Aaron Steele is the spokesman for Goats on the Go, which has a farm near Ames. Steele says the trees should be stripped of all ornaments and tinsel as they’ll become goat feed.
“Goats really need and like variety in their diets and when we put a Christmas tree in there, they will attack it,” Steele says. “They’ll eat the needles and eat the bark and take it pretty much down to just the bare trunk.”
It may sound odd, but those evergreens, spruces and Douglas firs make a great meal for the animals.
“Goats like to eat brushy sorts of things,” Steele says. “In the summer, our goats are used to clear unwanted vegetation on customers’ property that often includes weeds and brush.

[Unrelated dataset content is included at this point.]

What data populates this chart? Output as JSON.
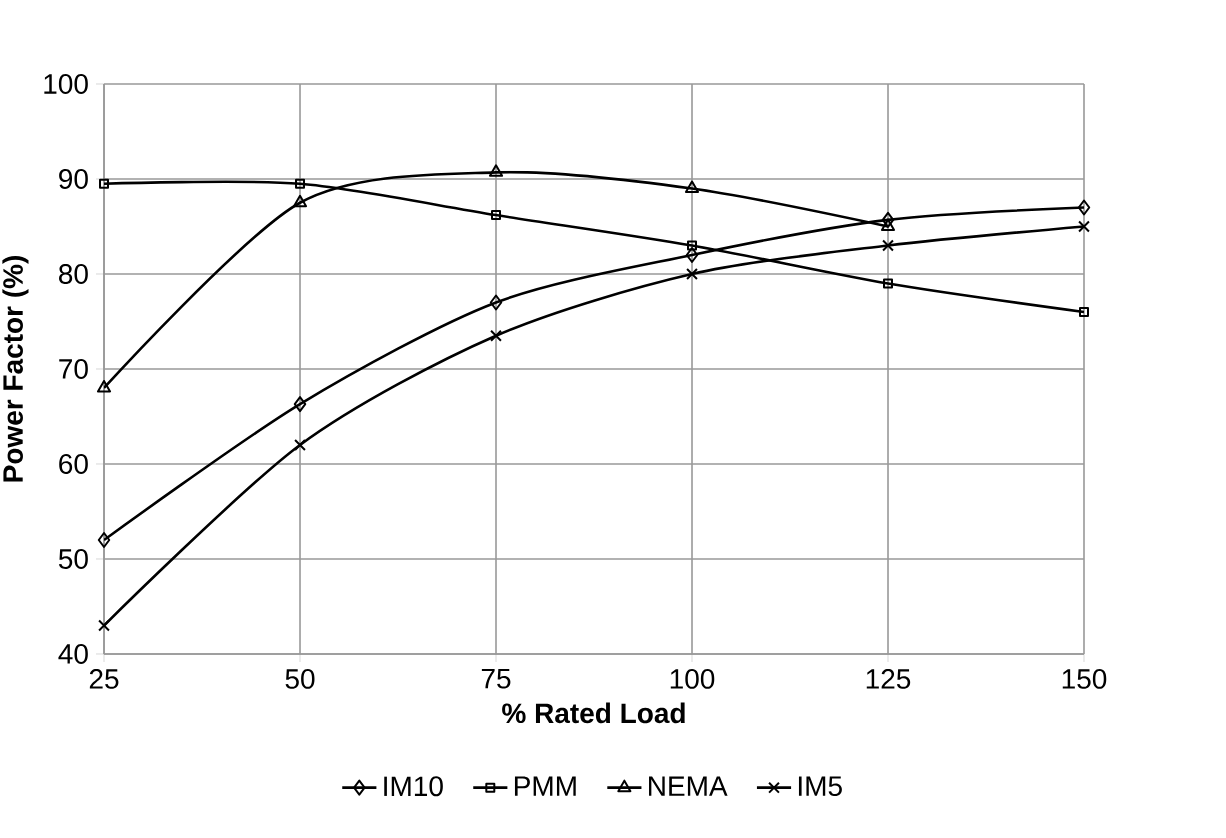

Christmas trees are a lot like that sort of stuff, there’s just not a lot of that to be had in the winter.”
He says the project, called “Goats on the Snow,” will help Iowans find a safe, environmental way to get rid of their Christmas trees while also being of benefit to a special cause.
“Disposing of their tree is free but we encourage people to donate to a charity called His Hands For Haiti, in particular, their program called A Kid For A Kid,” Steele says. “That program purchases goats for children in Haiti to help provide some meaningful income for their families and also to teach those kids responsibility.”
Old Christmas trees can be brought to the Story County farm this Saturday from 10 AM until 4 PM at Steenhoek Environmental, west of Ames.